BOTH AMBIENT-TEMPERATURE AND THE DNAK CHAPERONE MACHINE MODULATE THE HEAT-SHOCK RESPONSE IN ESCHERICHIA-COLI BY REGULATING THE SWITCH BETWEEN SIGMA(70) AND SIGMA(32) FACTORS ASSEMBLED WITH RNA-POLYMERASE

Escherichia coli individual sigma factors direct RNA polymerase (RNAP) to specific promoters. Upon heat shock induction there is a transient increase in the rate of transcription of similar to 20 heat shock genes, whose promoters are recognized by the RNAP-sigma(32) rather than the RNAP-sigma(70) holoenzyme. At least three heat shock proteins, DnaK, DnaJ and GrpE, are involved in negative modulation of the sigma(32)-dependent heat shock response.
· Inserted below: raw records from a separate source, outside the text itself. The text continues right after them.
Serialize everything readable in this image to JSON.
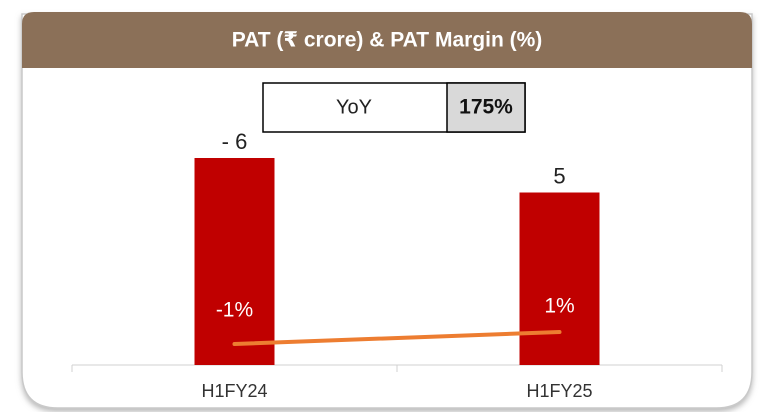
{
  "chart_data": {
    "type": "bar",
    "title": "PAT (₹ crore) & PAT Margin (%)",
    "annotation": {
      "label": "YoY",
      "value": "175%"
    },
    "categories": [
      "H1FY24",
      "H1FY25"
    ],
    "series": [
      {
        "name": "PAT (₹ crore)",
        "type": "bar",
        "color": "#c00000",
        "values": [
          -6,
          5
        ],
        "value_labels": [
          "- 6",
          "5"
        ]
      },
      {
        "name": "PAT Margin (%)",
        "type": "line",
        "axis": "y2",
        "color": "#ed7d31",
        "values": [
          -1,
          1
        ],
        "value_labels": [
          "-1%",
          "1%"
        ]
      }
    ]
  }
}
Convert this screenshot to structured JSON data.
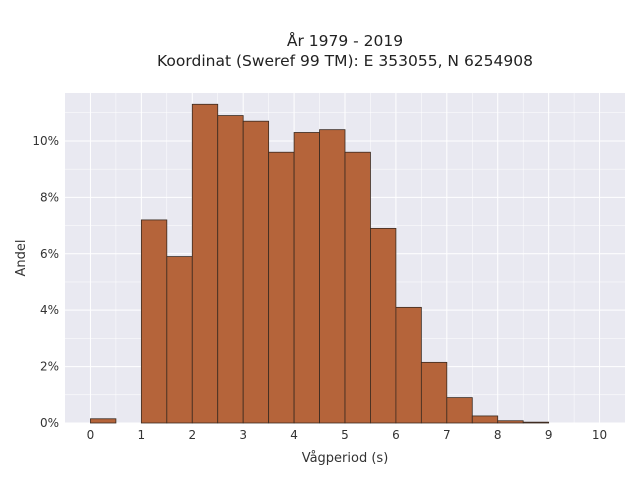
{
  "chart_data": {
    "type": "bar",
    "title_line1": "År 1979 - 2019",
    "title_line2": "Koordinat (Sweref 99 TM): E 353055, N 6254908",
    "xlabel": "Vågperiod (s)",
    "ylabel": "Andel",
    "xlim": [
      -0.5,
      10.5
    ],
    "ylim": [
      0,
      11.7
    ],
    "xticks": [
      0,
      1,
      2,
      3,
      4,
      5,
      6,
      7,
      8,
      9,
      10
    ],
    "yticks": [
      0,
      2,
      4,
      6,
      8,
      10
    ],
    "ytick_labels": [
      "0%",
      "2%",
      "4%",
      "6%",
      "8%",
      "10%"
    ],
    "bin_width": 0.5,
    "bins": [
      {
        "x": 0.0,
        "value": 0.15
      },
      {
        "x": 0.5,
        "value": 0.0
      },
      {
        "x": 1.0,
        "value": 7.2
      },
      {
        "x": 1.5,
        "value": 5.9
      },
      {
        "x": 2.0,
        "value": 11.3
      },
      {
        "x": 2.5,
        "value": 10.9
      },
      {
        "x": 3.0,
        "value": 10.7
      },
      {
        "x": 3.5,
        "value": 9.6
      },
      {
        "x": 4.0,
        "value": 10.3
      },
      {
        "x": 4.5,
        "value": 10.4
      },
      {
        "x": 5.0,
        "value": 9.6
      },
      {
        "x": 5.5,
        "value": 6.9
      },
      {
        "x": 6.0,
        "value": 4.1
      },
      {
        "x": 6.5,
        "value": 2.15
      },
      {
        "x": 7.0,
        "value": 0.9
      },
      {
        "x": 7.5,
        "value": 0.25
      },
      {
        "x": 8.0,
        "value": 0.08
      },
      {
        "x": 8.5,
        "value": 0.03
      },
      {
        "x": 9.0,
        "value": 0.0
      },
      {
        "x": 9.5,
        "value": 0.0
      }
    ],
    "grid": true,
    "colors": {
      "bar_fill": "#B5643A",
      "bar_stroke": "#3a2a20",
      "plot_bg": "#E9E9F1",
      "grid": "#FFFFFF"
    }
  }
}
Here we show, using purified enzymes, that upon heat treatment of RNAP holoenzyme the sigma(70) factor is preferentially inactivated, whereas the resulting heat-treated RNAP core is still able to initiate transcription once supplemented with sigma(32) (or fresh sigma(70)). Heat-aggregated sigma(70) becomes a target for the joint action of DnaK, DnaJ and GrpE proteins, which reactivate it in an ATP-dependent reaction. The RNAP-sigma(32) holoenzyme is relatively stable at temperatures at which the RNAP-sigma(70) holoenzyme is inactivated. Furthermore, we show that formation of the RNAP-sigma(32) holoenzyme is favored over that of RNAP-sigma(70) at elevated temperatures. We propose a model of negative autoregulation of the heat shock response in which cooperative action of DnaK, DnaJ and GrpE heat shock proteins switches transcription back to constitutively expressed genes through the simultaneous reactivation of heat-aggregated sigma(70), as well as sequestration of sigma(32) away from RNAP.